Signal does not collect user data in any way, so it doesn’t even know anything about your device and location. The app does not have access to your contacts and messages either. However, you do need to put in a phone number to sign up, which is not ideal.

Signal is completely free. There are no paywalls, premium versions, or additional features to unlock. The app itself is very easy to use, and functions pretty much like any mainstream messaging app, allowing users to exchange photos and videos, make calls, send disappearing messages, and more.

Wire: Secure Messaging With a Twist

Wire was launched in 2014, but began attracting attention in 2016, when it added end-to-end encryption and released its source code. And in 2018, Wire launched its very own collaboration solution.

For encryption, Wire uses the Proteus protocol. Just like Signal, the app encrypts all communications. It stores all messages locally; in encrypted form, on users’ devices.

Unlike Signal, Wire does not require a phone number to register, so all you need to sign up is an email address. This is certainly safer and more convenient, especially if you use a secure email service.

What about data collection? According to its privacy policy, Wire follows European laws and complies with the General Data Protection Regulation (GDPR). The app collects some device information, but “such information is anonymized,” and the user can opt out of providing it by changing their settings.

On the surface, Wire is an ordinary messaging app with pretty solid security. What separates it from the competition is that it is also a collaboration platform. In fact, Wire is geared toward enterprises, as opposed to individuals, and this is exactly where the app excels.

With companies around the world going remote due to the coronavirus pandemic, a secure messaging platform like Wire is almost guaranteed to grow and amass new users.

However, Wire is not completely free: the basic version of the app is, but Wire for Enterprise and Wire for Government are not.

Wire vs. Signal: Which Is Best for You?

Signal and Wire are miles better, more secure, and more private than the vast majority of messaging apps out there. Both have certain flaws, but no major security issues.

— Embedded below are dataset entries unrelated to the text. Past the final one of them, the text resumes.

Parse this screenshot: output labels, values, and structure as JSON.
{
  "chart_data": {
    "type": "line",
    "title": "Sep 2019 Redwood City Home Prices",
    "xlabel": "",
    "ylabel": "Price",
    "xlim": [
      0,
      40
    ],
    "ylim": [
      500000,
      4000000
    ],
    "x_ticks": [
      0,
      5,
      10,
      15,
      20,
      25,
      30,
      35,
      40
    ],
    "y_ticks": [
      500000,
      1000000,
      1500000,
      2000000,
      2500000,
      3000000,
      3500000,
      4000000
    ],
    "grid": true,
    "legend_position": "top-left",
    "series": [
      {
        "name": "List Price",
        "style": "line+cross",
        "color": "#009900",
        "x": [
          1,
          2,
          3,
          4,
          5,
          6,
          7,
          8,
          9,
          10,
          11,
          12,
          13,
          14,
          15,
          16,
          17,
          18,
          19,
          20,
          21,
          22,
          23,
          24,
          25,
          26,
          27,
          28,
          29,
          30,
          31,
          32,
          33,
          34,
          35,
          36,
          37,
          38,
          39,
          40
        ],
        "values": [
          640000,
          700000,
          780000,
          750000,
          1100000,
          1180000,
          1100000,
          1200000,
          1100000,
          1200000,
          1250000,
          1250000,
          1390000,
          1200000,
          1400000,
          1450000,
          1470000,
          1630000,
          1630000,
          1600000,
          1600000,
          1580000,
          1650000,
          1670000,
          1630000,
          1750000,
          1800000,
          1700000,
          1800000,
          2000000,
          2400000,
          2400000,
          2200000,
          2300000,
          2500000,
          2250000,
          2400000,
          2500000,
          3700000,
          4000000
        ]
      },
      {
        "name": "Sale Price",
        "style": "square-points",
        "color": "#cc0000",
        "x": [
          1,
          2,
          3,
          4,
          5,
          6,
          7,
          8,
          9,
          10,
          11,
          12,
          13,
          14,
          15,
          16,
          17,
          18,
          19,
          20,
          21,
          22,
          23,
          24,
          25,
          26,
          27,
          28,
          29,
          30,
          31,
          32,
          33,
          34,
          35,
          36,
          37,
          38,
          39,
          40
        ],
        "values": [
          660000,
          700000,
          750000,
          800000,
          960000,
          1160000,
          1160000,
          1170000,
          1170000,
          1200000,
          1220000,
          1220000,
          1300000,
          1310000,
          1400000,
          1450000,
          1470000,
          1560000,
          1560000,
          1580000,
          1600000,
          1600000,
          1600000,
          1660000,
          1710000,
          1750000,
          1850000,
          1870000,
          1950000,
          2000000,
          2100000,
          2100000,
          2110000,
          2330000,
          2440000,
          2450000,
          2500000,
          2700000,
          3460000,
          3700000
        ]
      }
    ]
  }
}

Signal is great for everyday use and, as an individual, you probably won’t find a safer app. Businesses, on the other hand, should strongly consider Wire, since it is much more secure than Skype, Slack, and similar platforms.

And if you are still on the fence about ditching your preferred messaging app for a safer alternative like Signal or Wire, understanding what popular apps know about you might push you over the edge.